Showdown builds as legislators move to make Department of Defense manage industrial compensation deals with foreigners
A new showdown on US defence trade policy is building in the US Congress, fuelled by a growing backlash over offset requirements.
Opposition to the industrial compensation deals often imposed on US defence companies by foreign customers has become a bipartisan issue, with US Senator Christopher Dodd, a Democrat, and Representatives Duncan Hunter and Henry Hyde, both Republicans, pursuing separate strategies for reform.
Dodd's proposal, filed as an amendment to the fiscal 2005 defence authorisation bill, would require the US Department of Defense (DoD) to create and manage an industrial offset policy for the first time. Under Dodd's legislation, the USA would require an offset package from an offshore company that is equivalent to the offset requirement in its home country.
The full text of the legislation had not been introduced into the bill as Flight International went to press.
Meanwhile, the House of Representatives has overwhelmingly passed a version of the defence authorisation bill. It includes anti-offset language introduced by Hunter, who led an unsuccessful campaign last year to raise the "Buy American" threshold on US military procurement programmes.
Hunter's proposal, called "defence trade reciprocity", is also championed by Hyde, chairman of the House Foreign Relations Committee.
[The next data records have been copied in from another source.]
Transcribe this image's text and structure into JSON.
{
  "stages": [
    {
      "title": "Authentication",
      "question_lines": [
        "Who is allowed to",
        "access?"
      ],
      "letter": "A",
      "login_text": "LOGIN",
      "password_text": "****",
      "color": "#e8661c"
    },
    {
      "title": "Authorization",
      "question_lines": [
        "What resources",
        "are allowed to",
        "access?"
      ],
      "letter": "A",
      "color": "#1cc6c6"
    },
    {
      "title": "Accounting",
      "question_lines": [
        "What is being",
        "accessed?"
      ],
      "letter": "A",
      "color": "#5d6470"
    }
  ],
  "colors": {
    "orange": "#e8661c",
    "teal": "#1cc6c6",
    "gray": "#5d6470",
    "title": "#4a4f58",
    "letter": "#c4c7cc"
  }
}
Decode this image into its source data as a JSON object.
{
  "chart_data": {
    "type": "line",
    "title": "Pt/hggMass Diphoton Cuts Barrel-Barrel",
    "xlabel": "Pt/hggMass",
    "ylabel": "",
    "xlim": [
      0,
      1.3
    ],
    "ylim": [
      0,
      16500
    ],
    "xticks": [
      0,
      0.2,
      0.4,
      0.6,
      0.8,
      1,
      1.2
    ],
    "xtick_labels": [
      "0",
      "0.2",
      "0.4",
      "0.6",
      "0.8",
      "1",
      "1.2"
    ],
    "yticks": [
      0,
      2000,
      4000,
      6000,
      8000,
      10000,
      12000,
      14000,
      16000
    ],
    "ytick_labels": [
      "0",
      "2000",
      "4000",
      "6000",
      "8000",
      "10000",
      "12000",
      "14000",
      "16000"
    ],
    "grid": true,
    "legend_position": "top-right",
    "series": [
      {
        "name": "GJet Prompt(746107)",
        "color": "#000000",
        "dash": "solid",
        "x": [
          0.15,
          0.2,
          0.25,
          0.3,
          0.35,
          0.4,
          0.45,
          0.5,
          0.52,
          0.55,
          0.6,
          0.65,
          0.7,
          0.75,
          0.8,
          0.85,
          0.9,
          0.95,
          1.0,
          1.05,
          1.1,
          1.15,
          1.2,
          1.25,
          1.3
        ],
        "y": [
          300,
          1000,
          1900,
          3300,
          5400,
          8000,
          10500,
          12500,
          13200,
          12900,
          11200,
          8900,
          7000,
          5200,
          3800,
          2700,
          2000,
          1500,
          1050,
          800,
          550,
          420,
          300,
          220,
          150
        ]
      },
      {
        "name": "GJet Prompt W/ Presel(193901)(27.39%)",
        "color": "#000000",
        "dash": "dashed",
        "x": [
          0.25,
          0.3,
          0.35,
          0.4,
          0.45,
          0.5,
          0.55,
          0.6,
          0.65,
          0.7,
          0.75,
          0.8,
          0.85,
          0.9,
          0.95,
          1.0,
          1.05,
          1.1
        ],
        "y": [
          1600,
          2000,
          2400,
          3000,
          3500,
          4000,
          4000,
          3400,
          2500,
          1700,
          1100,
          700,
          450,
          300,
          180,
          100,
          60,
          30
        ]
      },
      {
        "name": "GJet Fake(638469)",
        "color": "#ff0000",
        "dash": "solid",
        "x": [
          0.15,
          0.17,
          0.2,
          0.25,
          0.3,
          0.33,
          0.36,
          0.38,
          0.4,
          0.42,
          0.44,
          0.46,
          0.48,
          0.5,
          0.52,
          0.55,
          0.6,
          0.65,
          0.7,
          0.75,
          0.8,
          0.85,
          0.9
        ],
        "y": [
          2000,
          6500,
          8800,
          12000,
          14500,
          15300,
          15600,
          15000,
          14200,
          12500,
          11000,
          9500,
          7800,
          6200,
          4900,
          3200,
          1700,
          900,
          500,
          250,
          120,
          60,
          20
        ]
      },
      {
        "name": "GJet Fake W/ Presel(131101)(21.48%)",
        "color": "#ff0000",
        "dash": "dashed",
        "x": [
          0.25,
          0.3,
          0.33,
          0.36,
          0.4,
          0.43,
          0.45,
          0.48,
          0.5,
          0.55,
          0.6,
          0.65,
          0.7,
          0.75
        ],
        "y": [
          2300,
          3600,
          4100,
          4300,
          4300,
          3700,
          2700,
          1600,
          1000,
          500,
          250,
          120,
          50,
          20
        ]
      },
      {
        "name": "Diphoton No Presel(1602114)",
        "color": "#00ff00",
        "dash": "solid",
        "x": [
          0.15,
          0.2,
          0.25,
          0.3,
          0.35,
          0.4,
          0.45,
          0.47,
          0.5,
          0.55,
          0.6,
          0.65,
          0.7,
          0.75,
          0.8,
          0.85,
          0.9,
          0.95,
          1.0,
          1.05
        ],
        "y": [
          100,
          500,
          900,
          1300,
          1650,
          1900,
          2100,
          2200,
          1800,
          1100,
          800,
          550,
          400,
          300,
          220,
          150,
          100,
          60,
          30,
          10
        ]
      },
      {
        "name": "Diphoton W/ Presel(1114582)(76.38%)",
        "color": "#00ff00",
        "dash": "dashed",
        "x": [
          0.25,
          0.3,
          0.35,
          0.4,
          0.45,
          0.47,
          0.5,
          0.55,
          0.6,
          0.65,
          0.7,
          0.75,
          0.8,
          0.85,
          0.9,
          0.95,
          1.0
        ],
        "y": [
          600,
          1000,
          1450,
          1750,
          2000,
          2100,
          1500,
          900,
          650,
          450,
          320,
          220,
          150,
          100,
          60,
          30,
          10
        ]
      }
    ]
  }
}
The measure would punish countries that impose offsets on US contractors, barring the DoD from buying equipment and services in countries with existing offset deals.
Both strategies in the House and Senate are widely seen as spin-offs of last year's failed "Buy American" proposal, but are now set against the backdrop of a national election and a so-called "jobless recovery" of the US economy.
The proposals are at odds with Bush administration trade policies and are also opposed by the Aerospace Industries Association.